So lag sie da, konzentrierte sich träumend auf ihre linke Taille. Und mit ganz viel Vorstellungskraft war sie endlich da. Die Wärme, die eine liebende Hand, ruhend auf ihrer Taille, verströmte. Ein wohliges Gefühl durchströmte ihren Körper. Sie lächelte. Ob sie dies nur im Traum tat, wusste sie nicht genau. Aber es war ihr auch egal. Würde sie ein wenig warten, solange, bis das Gefühl fast schon der Realität entsprach, könnte sie diese Hand sogar ‚berühren'. Und sie wartete darauf. Wieso auch nicht? Schließlich hatte sie die ganze Nacht Zeit. Als sie die Hand fast komplett in die Realität zog, nahm sie ihr eigene und legte sie auf die, die ihr das Gefühl gab. Ob nur im Traum oder auch in Wirklichkeit war ihr wieder gleich.
Wieder lächelte sie, als sie über die warme Hand strich. Ist es nicht schön, dass Menschen sich solche Gefühle auch erträumen können?

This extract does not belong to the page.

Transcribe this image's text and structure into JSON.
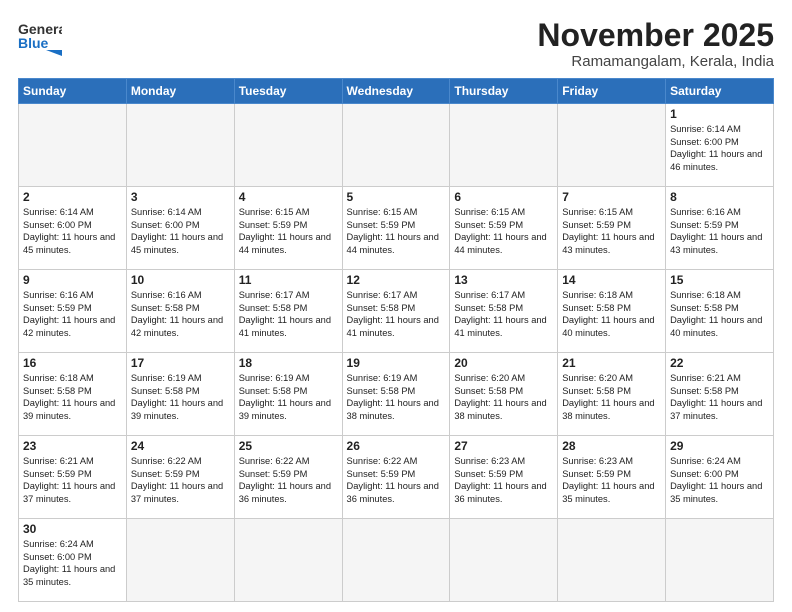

Eine leise Melodie durchbrach ihren Traum. Ruhig öffnete sie die Augen und blickte an ihre, vom Dämmerlicht erhellte, Wand. Vorerst ignorierte sie den Wecker. Sie dachte weiterhin über dieses Gefühl nach. Dieses Mal schien sie sehr intensiv geträumt zu haben, denn es wirkte noch. Ein Gefühl auf ihrer linken Taille. Und weil sie erstmals im wachen Zustand diese Berührung fühlte, genoß sie den Moment noch kurz. Jedoch immer damit rechnend, dass sie in Kürze verschwände. Die Kürze wurde zur Minute, die Minute zur Dauer. Sie war gewissermaßen erfreut, aber auch verwundert. Noch nie wirkte es jemals so lange Zeit nach. Aufgeregt hob sie ihre linke Hand, führte diese langsam zu ihrer Seite. Natürlich in Erwartung, dass sie nichts Unbekanntes fühlen würde. Und so war es. Sie spürte nichts Unbekanntes, jedoch auch nicht das, was sie erwartete. Denn sie fühlte keineswegs den Stoff ihres Schlafshirts. Sie fühlte auch nicht die weiche Oberfläche ihrer eigenen Haut, so wie es manchmal war, wenn sie einen unruhigen Schlaf hatte. Sie öffnete wieder die Augen, ihre Neugier drohte, sie beinahe zu überkommen, aber sie widerstand dem Drang, ihren Kopf zu drehen. Sie versuchte, ruhig zu bleiben und ihren Atem langsam zu halten. Nun schloss sie wieder die Augen, konzentrierte sich. Natürlich empfand sie dieses Gefühl gewissermaßen als angenehm, aber sie träumte doch nicht mehr. Oder etwa doch? Als letzte Vergewisserung strich sie über die Finger der fremden Hand. Kalt, in echt wirkte sie so kalt. Keineswegs vertraut, nicht so wohlig warm, wie in ihrem Traum. Und dies war der allererste Moment, das allererste Mal, dass sie sich nicht entscheiden konnte, was ihr lieber gewesen wäre. Dass sie diese Hand, die sie sich seit Ewigkeiten schon erträumt und auch erhofft hatte, nun wirklich bei ihr läge, oder nicht.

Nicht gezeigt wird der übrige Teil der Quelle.